Development of linear and threshold no significant risk levels for inhalation exposure to titanium dioxide using systematic review and mode of action considerations.

Titanium dioxide (TiO2) has been characterized as a poorly soluble particulate (PSP) with low toxicity. It is well accepted that low toxicity PSPs such as TiO2 induce lung tumors in rats when deposition overwhelms particle clearance mechanisms. Despite the sensitivity of rats to PSPs and questionable relevance of PSP-induced tumors to humans, TiO2 is listed as a possible human carcinogen by some agencies and regulators. Thus, environmental toxicity criteria for TiO2 are needed for stakeholders to evaluate potential risks from environmental exposure and regulatory compliance.
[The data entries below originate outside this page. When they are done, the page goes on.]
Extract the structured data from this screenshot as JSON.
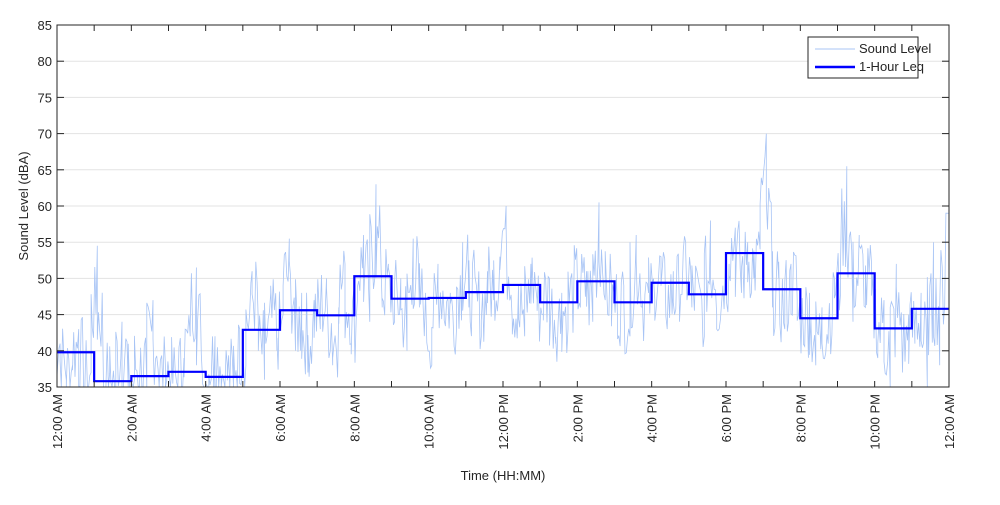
{
  "chart_data": {
    "type": "line",
    "xlabel": "Time (HH:MM)",
    "ylabel": "Sound Level (dBA)",
    "ylim": [
      35,
      85
    ],
    "xlim_hours": [
      0,
      24
    ],
    "yticks": [
      35,
      40,
      45,
      50,
      55,
      60,
      65,
      70,
      75,
      80,
      85
    ],
    "xtick_labels": [
      "12:00 AM",
      "2:00 AM",
      "4:00 AM",
      "6:00 AM",
      "8:00 AM",
      "10:00 AM",
      "12:00 PM",
      "2:00 PM",
      "4:00 PM",
      "6:00 PM",
      "8:00 PM",
      "10:00 PM",
      "12:00 AM"
    ],
    "grid": "horizontal",
    "legend_position": "top-right",
    "series": [
      {
        "name": "Sound Level",
        "color": "#a8c4f5",
        "samples_per_hour": 6,
        "values": [
          41,
          36,
          38,
          43,
          35,
          37,
          54.5,
          35,
          37,
          35,
          44,
          35,
          36,
          40,
          35,
          47,
          35,
          38,
          37,
          35,
          39,
          42,
          51.5,
          36,
          35,
          42,
          36,
          38,
          35,
          43,
          38,
          51,
          44,
          36,
          48,
          40,
          45,
          55.5,
          40,
          48,
          37,
          47,
          43,
          50,
          38,
          46,
          52,
          41,
          47,
          56,
          44,
          63,
          46,
          52,
          44,
          50,
          40,
          55.5,
          46,
          48,
          38,
          52,
          45,
          48,
          43,
          55,
          46,
          50,
          42,
          51,
          47,
          53,
          60,
          44,
          49,
          42,
          52,
          47,
          45,
          50,
          41,
          48,
          43,
          52,
          46,
          51,
          44,
          60.5,
          47,
          49,
          44,
          49,
          42,
          56,
          46,
          48,
          47,
          53,
          43,
          51,
          45,
          55,
          46,
          50,
          42,
          58,
          45,
          49,
          52,
          57,
          48,
          55,
          50,
          54,
          70,
          46,
          50,
          43,
          52,
          47,
          42,
          48,
          38,
          46,
          41,
          50,
          48,
          65.5,
          44,
          56,
          46,
          52,
          39,
          47,
          35,
          52,
          37,
          45,
          41,
          48,
          35,
          55,
          38,
          59
        ]
      },
      {
        "name": "1-Hour Leq",
        "color": "#0000ff",
        "hourly_values": [
          39.8,
          35.8,
          36.5,
          37.1,
          36.4,
          42.9,
          45.6,
          44.9,
          50.3,
          47.2,
          47.3,
          48.1,
          49.1,
          46.7,
          49.6,
          46.7,
          49.4,
          47.8,
          53.5,
          48.5,
          44.5,
          50.7,
          43.1,
          45.8
        ]
      }
    ]
  }
}
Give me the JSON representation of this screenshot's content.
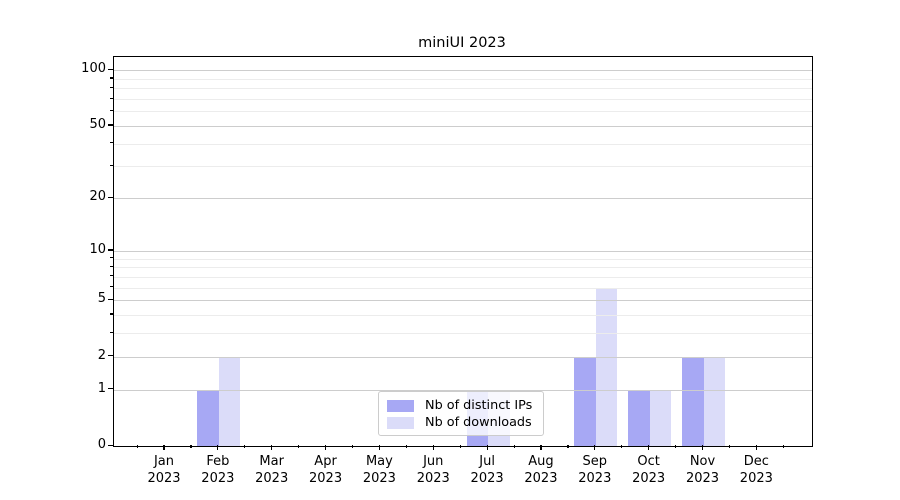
{
  "title": "miniUI 2023",
  "legend": {
    "entries": [
      {
        "label": "Nb of distinct IPs",
        "color": "#a7a8f4"
      },
      {
        "label": "Nb of downloads",
        "color": "#dbdcf9"
      }
    ]
  },
  "chart_data": {
    "type": "bar",
    "title": "miniUI 2023",
    "categories": [
      "Jan 2023",
      "Feb 2023",
      "Mar 2023",
      "Apr 2023",
      "May 2023",
      "Jun 2023",
      "Jul 2023",
      "Aug 2023",
      "Sep 2023",
      "Oct 2023",
      "Nov 2023",
      "Dec 2023"
    ],
    "x_tick_months": [
      "Jan",
      "Feb",
      "Mar",
      "Apr",
      "May",
      "Jun",
      "Jul",
      "Aug",
      "Sep",
      "Oct",
      "Nov",
      "Dec"
    ],
    "x_tick_year": "2023",
    "series": [
      {
        "name": "Nb of distinct IPs",
        "color": "#a7a8f4",
        "values": [
          0,
          1,
          0,
          0,
          0,
          0,
          1,
          0,
          2,
          1,
          2,
          0
        ]
      },
      {
        "name": "Nb of downloads",
        "color": "#dbdcf9",
        "values": [
          0,
          2,
          0,
          0,
          0,
          0,
          1,
          0,
          6,
          1,
          2,
          0
        ]
      }
    ],
    "xlabel": "",
    "ylabel": "",
    "y_scale": "log1p",
    "ylim": [
      0,
      118
    ],
    "y_major_ticks": [
      0,
      1,
      2,
      5,
      10,
      20,
      50,
      100
    ],
    "y_minor_ticks": [
      3,
      4,
      6,
      7,
      8,
      9,
      30,
      40,
      60,
      70,
      80,
      90
    ],
    "grid": true,
    "legend_position": "inside lower center"
  },
  "colors": {
    "grid_major": "#cdcdcd",
    "grid_minor": "#ececec",
    "spine": "#000000",
    "text": "#000000",
    "legend_border": "#cccccc"
  }
}
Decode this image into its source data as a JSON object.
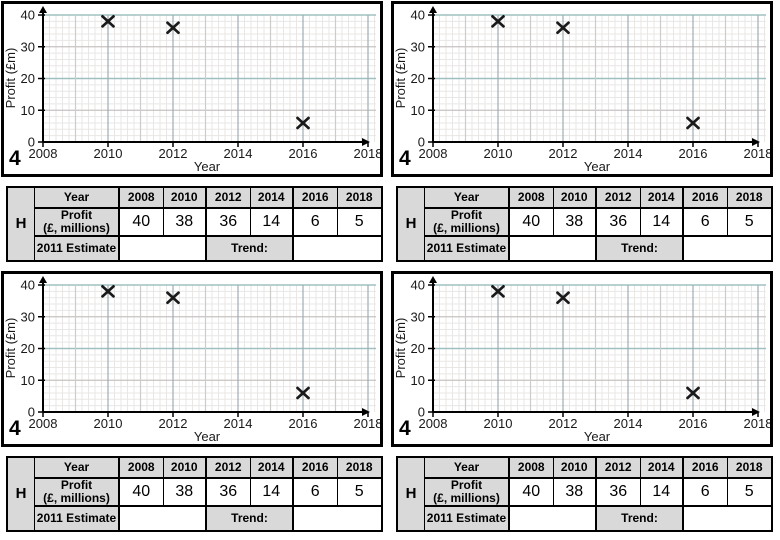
{
  "page": {
    "background": "#ffffff",
    "panel_count": 4
  },
  "chart_data": {
    "type": "scatter",
    "title": "",
    "xlabel": "Year",
    "ylabel": "Profit (£m)",
    "x_ticks": [
      "2008",
      "2010",
      "2012",
      "2014",
      "2016",
      "2018"
    ],
    "x_tick_values": [
      2008,
      2010,
      2012,
      2014,
      2016,
      2018
    ],
    "y_ticks": [
      "0",
      "10",
      "20",
      "30",
      "40"
    ],
    "y_tick_values": [
      0,
      10,
      20,
      30,
      40
    ],
    "xlim": [
      2008,
      2018.5
    ],
    "ylim": [
      0,
      40
    ],
    "grid": {
      "minor_x_years": 0.2,
      "minor_y_units": 2,
      "major_x_years": 1,
      "major_y_units": 10,
      "visible": true
    },
    "legend": "none",
    "marker": "x",
    "points": [
      {
        "x": 2010,
        "y": 38
      },
      {
        "x": 2012,
        "y": 36
      },
      {
        "x": 2016,
        "y": 6
      }
    ],
    "colors": {
      "marker": "#1a1a1a",
      "axis": "#000000",
      "grid_minor": "#e9e7e5",
      "grid_major_gray": "#c6c3c1",
      "grid_major_teal": "#9fc0c0",
      "grid_year_labeled": "#9fadb5",
      "grid_year_unlabeled": "#cccccb"
    }
  },
  "panel": {
    "question_number": "4",
    "section_label": "H",
    "table": {
      "header_bg": "#d9d9d9",
      "year_header": "Year",
      "years": [
        "2008",
        "2010",
        "2012",
        "2014",
        "2016",
        "2018"
      ],
      "profit_label_line1": "Profit",
      "profit_label_line2": "(£, millions)",
      "profit_values": [
        "40",
        "38",
        "36",
        "14",
        "6",
        "5"
      ],
      "estimate_label": "2011 Estimate",
      "trend_label": "Trend:"
    }
  }
}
A systematic review of the literature was conducted to characterize the available data and identify candidate datasets upon which toxicity values could be derived. Key to this assessment, a survey of mechanistic data relevant for lung cancer was used to support quantitative inhalation risk assessment approaches. A total of 473 human studies were identified, 7 of which were epidemiological studies that met inclusion criteria to quantitatively characterize carcinogenic endpoints in humans. None of these studies supported derivation of toxicity criteria; therefore, animal data were used to derived safety values for TiO2 using different dose-metrics (regional deposited dose ratios, TiO2 particle surface area lung burden, and volumetric overload of alveolar macrophages), benchmark dose modeling, and different low-dose extrapolation approaches. Based on empirical evidence and mechanistic support for nonlinear mode of action involving particle overload, chronic inflammation and cell proliferation, a no significant risk level (NSRL) of 300 μg/day was derived. By comparison, low-dose linear extrapolation from tumor incidence in the rat lung resulted in an NSRL value of 44 μg/day. These toxicity values should be useful for stakeholders interested in assessing risks from environmental exposure to respirable TiO2.